Millones de personas aborrecen a Donald Trump por ser alguien que logra lo que se propone; no es casualidad que durante los cuatro años de su presidencia escapó a miles de acusaciones en su contra, incluido un juicio político. Suena paradójico que esos millones pertenecen mayoritariamente al espectro de la izquierda, ya sean Hollywood, profesores universitarios y el 99 por ciento de la prensa, es decir, gente que de uno u otro modo ha triunfado en su campo solo que --y es solo muy remarcado-- consideran que Trump logró su triunfo presidencial desde el espectro equivocado. Eso es lo que jamás le van a perdonar al todavía mandatario.

Y como doble paradoja, millones de personas que votaron por Trump (70 millones, cifra mayor a la de quienes votaron por Obama) lo hicieron precisamente por esa razón, porque ven a Trump como la representación del éxito que se puede conseguir a través de la defensa de los valores con los que el mandatario dijo estar comprometido cuando asumió la presidencia. No extraña por tanto que el voto latino y afroamericano a su favor por parte de personas ansiosas de superarse dentro de la sociedad norteamericana haya roto todas las marcas  anteriores.

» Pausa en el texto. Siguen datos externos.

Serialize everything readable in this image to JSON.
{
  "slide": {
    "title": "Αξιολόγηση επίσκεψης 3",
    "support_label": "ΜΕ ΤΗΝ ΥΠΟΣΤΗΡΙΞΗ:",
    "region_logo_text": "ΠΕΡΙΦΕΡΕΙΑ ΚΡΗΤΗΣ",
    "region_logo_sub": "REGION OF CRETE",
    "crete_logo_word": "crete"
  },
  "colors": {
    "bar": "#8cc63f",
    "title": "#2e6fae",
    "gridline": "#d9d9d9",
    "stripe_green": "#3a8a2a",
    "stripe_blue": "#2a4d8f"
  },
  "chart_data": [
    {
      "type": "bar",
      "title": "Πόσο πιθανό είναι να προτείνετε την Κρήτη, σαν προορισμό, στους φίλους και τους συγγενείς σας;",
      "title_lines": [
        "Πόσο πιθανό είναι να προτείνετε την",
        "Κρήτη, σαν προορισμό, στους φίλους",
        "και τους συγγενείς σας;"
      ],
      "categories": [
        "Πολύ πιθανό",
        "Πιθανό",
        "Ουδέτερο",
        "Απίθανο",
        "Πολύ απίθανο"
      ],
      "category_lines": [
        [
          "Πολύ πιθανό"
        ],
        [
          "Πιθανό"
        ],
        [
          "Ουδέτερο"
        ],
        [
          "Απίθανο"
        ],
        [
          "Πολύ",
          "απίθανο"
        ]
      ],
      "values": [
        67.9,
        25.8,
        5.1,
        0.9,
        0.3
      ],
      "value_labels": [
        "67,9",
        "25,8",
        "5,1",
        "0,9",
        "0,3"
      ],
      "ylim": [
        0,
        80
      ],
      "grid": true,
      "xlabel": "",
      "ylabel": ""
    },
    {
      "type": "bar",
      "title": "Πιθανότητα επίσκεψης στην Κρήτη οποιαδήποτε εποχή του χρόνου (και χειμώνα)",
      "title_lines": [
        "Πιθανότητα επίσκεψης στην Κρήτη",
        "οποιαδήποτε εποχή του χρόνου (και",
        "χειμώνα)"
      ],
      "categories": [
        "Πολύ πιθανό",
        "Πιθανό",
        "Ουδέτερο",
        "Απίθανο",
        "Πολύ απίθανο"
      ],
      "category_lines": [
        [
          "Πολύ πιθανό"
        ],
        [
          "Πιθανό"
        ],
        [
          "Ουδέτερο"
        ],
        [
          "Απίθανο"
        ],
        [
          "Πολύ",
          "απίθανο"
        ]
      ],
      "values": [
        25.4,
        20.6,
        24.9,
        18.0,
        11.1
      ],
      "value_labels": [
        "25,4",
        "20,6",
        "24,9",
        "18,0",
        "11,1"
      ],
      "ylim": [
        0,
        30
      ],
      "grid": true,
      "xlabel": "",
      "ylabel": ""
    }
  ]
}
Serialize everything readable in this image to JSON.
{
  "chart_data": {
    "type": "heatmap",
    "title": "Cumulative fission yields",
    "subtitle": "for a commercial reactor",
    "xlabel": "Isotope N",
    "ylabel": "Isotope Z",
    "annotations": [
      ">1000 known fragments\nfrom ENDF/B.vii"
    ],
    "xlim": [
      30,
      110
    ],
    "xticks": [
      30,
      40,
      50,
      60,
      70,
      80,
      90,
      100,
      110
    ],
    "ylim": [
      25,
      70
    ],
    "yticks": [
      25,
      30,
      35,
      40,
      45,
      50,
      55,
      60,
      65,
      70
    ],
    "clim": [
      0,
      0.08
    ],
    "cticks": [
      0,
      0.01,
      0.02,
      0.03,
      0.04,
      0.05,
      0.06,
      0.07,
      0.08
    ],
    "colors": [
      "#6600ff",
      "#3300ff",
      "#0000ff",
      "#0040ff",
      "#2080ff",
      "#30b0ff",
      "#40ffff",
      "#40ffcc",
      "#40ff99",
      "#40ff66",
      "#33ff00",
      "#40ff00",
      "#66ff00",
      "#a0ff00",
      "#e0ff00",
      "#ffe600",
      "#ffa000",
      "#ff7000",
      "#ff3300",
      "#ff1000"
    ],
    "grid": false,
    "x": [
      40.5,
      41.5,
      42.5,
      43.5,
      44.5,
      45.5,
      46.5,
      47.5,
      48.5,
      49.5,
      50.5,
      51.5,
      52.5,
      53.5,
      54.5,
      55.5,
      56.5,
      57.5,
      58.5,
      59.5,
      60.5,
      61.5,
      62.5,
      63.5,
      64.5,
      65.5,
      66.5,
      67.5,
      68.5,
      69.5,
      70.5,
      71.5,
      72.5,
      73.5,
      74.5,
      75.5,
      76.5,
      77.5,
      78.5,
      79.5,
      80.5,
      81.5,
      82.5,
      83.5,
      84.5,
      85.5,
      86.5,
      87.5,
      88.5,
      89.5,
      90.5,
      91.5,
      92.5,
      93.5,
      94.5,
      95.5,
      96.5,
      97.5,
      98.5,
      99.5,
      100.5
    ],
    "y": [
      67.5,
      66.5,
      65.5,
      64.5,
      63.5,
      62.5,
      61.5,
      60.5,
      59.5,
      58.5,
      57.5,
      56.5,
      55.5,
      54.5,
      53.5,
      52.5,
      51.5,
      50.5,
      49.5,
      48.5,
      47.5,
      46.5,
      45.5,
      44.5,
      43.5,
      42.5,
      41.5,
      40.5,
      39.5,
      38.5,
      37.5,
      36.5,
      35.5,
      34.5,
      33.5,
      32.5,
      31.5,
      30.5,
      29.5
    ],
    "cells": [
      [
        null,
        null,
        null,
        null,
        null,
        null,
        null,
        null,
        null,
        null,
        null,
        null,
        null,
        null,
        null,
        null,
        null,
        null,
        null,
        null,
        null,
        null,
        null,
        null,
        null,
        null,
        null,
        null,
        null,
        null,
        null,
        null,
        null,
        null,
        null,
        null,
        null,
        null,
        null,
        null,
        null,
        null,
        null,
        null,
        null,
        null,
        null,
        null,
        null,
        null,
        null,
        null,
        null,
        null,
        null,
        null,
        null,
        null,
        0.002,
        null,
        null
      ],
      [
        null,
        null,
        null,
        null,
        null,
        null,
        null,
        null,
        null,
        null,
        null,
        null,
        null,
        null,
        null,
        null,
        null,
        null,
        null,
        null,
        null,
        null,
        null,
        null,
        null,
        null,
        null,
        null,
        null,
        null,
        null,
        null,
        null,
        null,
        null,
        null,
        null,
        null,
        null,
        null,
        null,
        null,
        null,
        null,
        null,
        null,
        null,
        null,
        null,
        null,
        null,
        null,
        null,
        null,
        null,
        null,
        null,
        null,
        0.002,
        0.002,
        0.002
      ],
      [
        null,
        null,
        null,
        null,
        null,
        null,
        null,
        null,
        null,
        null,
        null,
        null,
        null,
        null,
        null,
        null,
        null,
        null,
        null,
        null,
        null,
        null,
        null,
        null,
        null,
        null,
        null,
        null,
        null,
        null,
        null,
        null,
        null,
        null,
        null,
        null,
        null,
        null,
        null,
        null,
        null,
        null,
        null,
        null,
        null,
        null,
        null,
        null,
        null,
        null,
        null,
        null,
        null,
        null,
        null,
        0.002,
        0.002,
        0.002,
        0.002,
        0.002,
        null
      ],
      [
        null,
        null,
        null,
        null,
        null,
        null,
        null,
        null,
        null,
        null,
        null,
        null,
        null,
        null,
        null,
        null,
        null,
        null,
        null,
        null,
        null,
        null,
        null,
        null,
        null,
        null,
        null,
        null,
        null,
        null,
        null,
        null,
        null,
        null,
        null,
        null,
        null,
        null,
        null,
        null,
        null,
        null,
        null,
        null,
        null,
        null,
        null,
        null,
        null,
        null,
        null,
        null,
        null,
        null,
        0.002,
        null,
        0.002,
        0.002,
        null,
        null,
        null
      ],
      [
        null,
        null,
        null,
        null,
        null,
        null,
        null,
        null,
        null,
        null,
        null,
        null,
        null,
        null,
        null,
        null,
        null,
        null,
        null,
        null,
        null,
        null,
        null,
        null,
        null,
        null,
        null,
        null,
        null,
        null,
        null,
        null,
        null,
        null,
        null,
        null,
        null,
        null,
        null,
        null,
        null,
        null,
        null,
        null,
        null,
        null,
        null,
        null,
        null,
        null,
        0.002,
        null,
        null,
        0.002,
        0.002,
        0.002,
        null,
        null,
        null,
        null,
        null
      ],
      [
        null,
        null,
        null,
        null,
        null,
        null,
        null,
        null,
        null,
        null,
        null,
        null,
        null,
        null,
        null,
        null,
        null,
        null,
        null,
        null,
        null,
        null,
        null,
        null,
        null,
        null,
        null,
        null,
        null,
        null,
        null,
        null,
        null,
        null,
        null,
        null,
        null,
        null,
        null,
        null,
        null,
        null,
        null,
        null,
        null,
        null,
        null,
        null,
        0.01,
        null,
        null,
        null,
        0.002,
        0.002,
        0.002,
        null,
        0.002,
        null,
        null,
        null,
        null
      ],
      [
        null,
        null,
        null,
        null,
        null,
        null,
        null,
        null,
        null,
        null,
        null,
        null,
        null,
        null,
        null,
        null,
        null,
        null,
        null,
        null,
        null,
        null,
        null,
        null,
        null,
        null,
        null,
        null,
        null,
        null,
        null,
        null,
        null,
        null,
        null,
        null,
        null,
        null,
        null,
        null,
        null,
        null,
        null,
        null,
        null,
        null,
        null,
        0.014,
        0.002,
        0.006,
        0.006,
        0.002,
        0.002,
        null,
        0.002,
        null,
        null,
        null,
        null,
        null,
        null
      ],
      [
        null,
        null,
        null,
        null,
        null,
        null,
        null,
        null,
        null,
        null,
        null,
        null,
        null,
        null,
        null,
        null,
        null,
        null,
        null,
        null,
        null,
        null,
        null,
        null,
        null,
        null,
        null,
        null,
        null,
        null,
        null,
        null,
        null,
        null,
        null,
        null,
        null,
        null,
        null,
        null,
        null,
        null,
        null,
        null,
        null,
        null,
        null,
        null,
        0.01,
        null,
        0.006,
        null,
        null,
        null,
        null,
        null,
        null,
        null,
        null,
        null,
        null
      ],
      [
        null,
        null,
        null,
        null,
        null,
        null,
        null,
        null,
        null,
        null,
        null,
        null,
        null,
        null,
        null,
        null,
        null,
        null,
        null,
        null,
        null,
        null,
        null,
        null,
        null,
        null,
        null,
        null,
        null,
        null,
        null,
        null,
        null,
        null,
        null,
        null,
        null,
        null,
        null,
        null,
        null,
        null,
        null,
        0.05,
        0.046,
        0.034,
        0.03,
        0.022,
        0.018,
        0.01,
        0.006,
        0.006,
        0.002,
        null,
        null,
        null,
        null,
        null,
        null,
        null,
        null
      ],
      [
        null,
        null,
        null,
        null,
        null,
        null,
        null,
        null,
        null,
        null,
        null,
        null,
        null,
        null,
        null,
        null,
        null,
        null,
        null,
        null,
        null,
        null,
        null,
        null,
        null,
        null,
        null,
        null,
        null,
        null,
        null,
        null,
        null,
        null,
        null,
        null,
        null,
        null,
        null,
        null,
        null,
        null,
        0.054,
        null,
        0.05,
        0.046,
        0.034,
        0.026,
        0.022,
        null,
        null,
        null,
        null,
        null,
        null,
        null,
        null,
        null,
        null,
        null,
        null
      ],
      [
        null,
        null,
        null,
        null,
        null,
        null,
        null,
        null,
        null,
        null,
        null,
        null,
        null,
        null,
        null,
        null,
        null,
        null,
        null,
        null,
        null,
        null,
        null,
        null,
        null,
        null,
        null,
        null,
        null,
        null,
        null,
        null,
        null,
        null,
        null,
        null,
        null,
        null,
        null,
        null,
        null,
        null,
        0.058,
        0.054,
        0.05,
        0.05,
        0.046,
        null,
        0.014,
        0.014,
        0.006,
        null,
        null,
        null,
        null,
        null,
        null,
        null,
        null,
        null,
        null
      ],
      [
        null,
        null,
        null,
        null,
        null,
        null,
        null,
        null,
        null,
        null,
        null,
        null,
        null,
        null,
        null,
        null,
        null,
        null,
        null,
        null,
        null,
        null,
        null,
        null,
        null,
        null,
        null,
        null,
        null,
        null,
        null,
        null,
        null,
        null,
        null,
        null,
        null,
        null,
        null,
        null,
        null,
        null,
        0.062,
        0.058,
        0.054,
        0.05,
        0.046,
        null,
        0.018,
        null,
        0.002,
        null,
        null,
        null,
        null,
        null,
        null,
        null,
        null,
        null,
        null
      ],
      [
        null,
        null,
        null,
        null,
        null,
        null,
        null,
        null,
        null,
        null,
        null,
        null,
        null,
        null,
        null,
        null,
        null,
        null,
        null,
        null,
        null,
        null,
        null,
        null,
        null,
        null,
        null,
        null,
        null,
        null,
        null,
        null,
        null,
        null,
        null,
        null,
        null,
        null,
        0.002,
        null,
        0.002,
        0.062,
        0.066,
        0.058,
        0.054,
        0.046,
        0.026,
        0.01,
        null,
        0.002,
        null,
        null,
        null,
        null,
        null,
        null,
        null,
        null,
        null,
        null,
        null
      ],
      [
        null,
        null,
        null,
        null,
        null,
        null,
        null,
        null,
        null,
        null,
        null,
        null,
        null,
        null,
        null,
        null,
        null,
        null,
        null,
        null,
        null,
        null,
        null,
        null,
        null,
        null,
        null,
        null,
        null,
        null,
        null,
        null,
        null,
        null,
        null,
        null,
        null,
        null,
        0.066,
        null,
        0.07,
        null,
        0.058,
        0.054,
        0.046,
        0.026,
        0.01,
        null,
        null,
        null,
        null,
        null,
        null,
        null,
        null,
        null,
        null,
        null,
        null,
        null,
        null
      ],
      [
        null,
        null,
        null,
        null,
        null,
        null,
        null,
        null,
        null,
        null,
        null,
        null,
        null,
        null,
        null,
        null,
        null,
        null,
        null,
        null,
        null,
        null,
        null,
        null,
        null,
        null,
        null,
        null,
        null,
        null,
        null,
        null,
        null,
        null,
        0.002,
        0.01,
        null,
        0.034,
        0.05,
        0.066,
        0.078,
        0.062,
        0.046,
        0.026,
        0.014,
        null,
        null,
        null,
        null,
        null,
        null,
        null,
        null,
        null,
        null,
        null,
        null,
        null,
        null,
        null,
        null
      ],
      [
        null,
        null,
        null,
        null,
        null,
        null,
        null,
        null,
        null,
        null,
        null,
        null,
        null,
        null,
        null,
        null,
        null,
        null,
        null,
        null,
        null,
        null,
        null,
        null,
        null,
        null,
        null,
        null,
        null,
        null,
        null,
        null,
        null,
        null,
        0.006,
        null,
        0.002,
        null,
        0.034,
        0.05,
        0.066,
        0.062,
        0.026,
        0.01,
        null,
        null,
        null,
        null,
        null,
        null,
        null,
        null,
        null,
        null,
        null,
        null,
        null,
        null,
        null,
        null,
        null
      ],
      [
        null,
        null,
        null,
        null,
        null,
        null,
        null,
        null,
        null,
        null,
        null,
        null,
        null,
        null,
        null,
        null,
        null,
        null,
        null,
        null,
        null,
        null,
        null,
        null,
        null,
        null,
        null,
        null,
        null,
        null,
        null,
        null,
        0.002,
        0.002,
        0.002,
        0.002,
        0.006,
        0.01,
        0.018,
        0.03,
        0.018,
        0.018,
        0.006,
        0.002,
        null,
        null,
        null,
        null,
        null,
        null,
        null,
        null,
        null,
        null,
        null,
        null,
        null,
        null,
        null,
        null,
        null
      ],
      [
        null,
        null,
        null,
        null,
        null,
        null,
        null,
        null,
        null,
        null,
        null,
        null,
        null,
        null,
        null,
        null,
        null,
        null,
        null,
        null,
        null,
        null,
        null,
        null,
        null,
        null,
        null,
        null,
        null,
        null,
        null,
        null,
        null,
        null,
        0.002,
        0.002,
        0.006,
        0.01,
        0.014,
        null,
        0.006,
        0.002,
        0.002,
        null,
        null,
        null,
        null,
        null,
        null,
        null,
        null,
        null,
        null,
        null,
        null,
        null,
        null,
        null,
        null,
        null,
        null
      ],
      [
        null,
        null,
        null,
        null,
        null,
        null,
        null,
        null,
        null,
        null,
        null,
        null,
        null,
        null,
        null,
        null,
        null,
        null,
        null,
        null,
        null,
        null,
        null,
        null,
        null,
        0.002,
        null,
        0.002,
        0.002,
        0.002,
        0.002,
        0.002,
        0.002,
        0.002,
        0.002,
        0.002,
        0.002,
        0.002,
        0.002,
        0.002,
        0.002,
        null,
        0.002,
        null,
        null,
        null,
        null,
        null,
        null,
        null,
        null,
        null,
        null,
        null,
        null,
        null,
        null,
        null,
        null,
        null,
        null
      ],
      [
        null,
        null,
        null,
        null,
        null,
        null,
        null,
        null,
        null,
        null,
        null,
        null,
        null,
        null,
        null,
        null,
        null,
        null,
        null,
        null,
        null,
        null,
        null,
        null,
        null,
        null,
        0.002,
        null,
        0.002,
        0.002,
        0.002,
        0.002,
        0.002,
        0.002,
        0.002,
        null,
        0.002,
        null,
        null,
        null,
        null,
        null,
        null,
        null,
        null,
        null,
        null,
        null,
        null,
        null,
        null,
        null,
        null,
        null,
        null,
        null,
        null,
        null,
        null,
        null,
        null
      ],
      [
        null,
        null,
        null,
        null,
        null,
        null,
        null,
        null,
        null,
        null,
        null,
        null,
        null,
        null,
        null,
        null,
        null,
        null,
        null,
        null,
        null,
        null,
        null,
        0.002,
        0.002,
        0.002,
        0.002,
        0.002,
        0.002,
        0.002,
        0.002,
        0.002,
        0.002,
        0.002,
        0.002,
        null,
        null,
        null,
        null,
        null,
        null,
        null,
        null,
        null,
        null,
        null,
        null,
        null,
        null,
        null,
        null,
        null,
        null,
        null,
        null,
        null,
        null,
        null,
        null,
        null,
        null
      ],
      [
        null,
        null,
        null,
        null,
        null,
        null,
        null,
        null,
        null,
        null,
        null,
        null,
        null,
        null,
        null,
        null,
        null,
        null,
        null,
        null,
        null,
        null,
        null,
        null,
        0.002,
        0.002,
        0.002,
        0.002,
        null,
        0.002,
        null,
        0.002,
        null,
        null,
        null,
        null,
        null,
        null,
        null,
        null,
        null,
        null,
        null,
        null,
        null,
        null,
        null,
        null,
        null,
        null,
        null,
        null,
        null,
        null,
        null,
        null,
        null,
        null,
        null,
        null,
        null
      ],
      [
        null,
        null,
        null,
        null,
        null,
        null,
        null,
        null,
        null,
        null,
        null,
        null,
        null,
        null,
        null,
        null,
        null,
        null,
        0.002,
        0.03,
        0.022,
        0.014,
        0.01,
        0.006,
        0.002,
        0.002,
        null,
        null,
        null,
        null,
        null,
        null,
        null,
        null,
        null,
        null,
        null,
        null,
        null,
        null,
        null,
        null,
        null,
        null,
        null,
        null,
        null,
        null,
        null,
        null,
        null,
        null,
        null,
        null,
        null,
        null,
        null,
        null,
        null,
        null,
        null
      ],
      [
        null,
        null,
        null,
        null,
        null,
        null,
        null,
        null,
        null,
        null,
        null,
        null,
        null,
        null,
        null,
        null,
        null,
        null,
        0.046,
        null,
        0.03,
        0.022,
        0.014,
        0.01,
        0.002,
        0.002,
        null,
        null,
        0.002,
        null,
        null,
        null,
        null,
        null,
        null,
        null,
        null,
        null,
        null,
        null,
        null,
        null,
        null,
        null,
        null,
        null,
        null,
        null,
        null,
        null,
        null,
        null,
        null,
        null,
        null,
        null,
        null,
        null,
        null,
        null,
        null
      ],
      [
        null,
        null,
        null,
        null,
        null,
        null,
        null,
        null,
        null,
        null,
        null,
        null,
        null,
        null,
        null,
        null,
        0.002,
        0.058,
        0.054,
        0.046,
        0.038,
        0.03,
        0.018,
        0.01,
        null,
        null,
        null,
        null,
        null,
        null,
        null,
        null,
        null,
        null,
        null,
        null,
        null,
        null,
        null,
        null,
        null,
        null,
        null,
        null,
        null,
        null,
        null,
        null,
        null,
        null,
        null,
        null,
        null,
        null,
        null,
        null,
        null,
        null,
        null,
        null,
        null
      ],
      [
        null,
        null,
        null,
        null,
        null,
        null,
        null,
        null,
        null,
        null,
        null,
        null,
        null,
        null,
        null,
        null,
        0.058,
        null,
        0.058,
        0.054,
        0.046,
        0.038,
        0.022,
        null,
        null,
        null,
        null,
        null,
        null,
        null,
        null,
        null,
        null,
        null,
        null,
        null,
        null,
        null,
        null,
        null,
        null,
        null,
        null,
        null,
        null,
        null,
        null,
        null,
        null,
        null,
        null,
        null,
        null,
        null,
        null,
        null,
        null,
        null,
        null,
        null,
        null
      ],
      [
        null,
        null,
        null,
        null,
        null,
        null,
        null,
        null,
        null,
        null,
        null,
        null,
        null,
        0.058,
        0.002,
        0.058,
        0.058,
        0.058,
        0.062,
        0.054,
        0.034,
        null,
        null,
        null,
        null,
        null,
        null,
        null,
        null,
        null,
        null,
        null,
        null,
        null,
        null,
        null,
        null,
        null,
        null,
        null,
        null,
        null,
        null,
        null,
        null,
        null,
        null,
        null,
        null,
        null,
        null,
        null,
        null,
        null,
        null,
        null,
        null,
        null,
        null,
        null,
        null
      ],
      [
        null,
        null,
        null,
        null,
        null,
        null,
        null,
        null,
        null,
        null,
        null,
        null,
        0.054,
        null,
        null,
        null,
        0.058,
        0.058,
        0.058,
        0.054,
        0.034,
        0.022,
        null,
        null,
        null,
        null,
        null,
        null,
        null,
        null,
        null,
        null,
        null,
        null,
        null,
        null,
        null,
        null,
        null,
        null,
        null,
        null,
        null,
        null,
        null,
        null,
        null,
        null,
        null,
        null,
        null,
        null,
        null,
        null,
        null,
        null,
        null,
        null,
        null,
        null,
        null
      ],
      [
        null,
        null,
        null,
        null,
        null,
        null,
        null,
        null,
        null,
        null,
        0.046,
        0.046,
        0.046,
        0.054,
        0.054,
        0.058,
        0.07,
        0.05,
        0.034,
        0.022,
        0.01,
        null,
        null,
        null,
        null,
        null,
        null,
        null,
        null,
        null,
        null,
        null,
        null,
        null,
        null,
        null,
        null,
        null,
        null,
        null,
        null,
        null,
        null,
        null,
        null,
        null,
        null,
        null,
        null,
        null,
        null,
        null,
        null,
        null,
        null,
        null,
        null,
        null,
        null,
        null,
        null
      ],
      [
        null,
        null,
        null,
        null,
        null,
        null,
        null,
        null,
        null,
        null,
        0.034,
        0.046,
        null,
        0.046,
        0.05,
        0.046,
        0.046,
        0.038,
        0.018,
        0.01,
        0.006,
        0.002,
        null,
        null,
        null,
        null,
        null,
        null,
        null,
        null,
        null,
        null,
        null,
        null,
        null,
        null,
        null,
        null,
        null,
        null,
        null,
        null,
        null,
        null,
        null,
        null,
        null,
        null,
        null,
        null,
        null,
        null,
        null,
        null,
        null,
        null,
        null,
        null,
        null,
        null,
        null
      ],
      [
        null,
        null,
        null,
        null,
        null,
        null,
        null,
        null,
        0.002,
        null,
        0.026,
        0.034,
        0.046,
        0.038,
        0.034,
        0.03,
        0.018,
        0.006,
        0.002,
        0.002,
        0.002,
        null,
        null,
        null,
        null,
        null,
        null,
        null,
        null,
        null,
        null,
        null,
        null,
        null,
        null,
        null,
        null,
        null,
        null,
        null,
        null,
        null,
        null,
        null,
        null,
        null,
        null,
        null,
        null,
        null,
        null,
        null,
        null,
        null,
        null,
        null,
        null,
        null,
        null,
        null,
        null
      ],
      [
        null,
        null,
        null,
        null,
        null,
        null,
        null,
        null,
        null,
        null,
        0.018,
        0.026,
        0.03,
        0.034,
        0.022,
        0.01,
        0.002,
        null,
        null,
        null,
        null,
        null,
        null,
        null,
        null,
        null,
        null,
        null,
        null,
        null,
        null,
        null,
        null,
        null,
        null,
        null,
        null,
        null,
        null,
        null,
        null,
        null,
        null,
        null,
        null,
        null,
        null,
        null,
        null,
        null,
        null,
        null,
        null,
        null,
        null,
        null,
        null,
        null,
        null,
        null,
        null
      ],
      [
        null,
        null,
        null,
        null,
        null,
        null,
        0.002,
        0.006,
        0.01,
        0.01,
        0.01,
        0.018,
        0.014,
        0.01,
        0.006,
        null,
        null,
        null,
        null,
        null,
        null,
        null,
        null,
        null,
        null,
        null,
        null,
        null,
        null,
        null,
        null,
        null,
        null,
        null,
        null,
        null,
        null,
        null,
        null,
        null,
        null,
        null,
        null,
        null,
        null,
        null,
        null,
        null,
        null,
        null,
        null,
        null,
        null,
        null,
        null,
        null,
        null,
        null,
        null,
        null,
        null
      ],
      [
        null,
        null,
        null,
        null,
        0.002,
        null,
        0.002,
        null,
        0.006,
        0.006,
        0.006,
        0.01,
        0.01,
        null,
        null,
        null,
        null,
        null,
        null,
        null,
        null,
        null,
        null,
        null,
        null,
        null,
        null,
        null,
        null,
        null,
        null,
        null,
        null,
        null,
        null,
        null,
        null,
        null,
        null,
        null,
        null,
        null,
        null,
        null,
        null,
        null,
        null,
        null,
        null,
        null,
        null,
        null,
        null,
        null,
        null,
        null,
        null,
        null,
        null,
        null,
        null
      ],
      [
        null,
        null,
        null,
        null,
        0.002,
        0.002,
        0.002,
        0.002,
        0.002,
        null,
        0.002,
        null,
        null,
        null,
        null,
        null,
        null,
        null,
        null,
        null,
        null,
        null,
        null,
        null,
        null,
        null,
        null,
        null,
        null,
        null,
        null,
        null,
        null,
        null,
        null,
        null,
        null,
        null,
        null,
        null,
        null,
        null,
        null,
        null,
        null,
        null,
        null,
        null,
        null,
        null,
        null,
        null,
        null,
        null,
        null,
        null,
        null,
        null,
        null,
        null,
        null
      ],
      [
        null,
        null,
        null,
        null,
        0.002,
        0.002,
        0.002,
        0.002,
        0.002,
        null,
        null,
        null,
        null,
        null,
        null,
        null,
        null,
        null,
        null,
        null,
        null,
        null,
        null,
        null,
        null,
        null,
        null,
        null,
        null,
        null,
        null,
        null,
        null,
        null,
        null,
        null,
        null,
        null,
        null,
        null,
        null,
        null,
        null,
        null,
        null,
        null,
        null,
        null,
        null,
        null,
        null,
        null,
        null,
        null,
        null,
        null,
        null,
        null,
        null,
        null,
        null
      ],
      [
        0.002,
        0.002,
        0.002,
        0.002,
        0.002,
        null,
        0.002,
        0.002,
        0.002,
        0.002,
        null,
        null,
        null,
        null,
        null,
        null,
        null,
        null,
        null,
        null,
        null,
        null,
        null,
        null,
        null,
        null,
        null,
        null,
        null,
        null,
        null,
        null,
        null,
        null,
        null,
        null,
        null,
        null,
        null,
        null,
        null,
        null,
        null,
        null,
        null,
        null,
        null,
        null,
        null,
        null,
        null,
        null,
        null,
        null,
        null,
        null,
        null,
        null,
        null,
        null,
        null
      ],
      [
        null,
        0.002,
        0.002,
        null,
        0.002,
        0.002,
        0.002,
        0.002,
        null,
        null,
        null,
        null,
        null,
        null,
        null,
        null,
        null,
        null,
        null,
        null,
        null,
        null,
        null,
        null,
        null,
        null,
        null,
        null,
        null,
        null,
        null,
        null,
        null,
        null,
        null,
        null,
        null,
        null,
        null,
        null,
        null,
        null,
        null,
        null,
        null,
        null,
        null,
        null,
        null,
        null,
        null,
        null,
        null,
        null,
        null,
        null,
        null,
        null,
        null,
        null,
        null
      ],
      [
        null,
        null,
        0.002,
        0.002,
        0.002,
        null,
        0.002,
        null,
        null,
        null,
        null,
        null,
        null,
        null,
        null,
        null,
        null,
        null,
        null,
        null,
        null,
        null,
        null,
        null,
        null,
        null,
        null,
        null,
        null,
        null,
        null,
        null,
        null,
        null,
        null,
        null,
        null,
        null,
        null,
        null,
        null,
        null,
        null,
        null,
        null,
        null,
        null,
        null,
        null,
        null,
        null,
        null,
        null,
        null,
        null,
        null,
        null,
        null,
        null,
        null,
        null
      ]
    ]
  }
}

Dicho de otro modo, quienes sienten que sus vidas experimentan cierto grado de fracaso personal --algo totalmente posible aunque se posean maestrías universitarias y se lleve un altísimo nivel de vida-- odian profundamente a Donald Trump, incluidos los jóvenes universitarios a quienes un sistema injusto de becas y descuentos (algo que John Stossel de la revista libertaria reason expone claramente) piensan que se ha cometido una injusticia hacia ellos cuando entran al mercado laboral y no consiguen prosperar. Ni de lejos es casualidad, por tanto, que Alejandra Ocasio Cortez, con su flamante título expedido por la Universidad de Columbia, trabajara preparando bebidas en un bar de Nueva York. Hay que culpar a alguien de ello ¿y quién mejor que el multimillonario más célebre de Nueva York quien un día decidió postularse para la presidencia de Estados Unidos, y que la haya ganado?

Aunque no tienen diplomas universitarios ni son celebridades de Hollywood, millones de votantes de Trump no se sienten fracasados, por el contrario, saben que pueden aspirar a más con un presidente que, en su calidad de ajeno a la política, no tenía compromiso alguno con el status quo de Washington.

La mejor prueba de ello la tenemos en que un fracasado como Joe Biden, con sus 47 grises años como legislador, quedó ubicado entre los 10 alumnos con el promedio más bajo de su generación y de quien se comprobó había plagiado su tesis, esté hoy a las puertas de la Casa Blanca.

Irónicamente, ese odio hacia Donald Trump está a punto de dar un paso gigantesco hacia la destrucción del experimento economico más exitoso de la historia moderna, un país fundado bajo la premisa de otorgar a cada ciudadano el derecho a buscar su propia felicidad.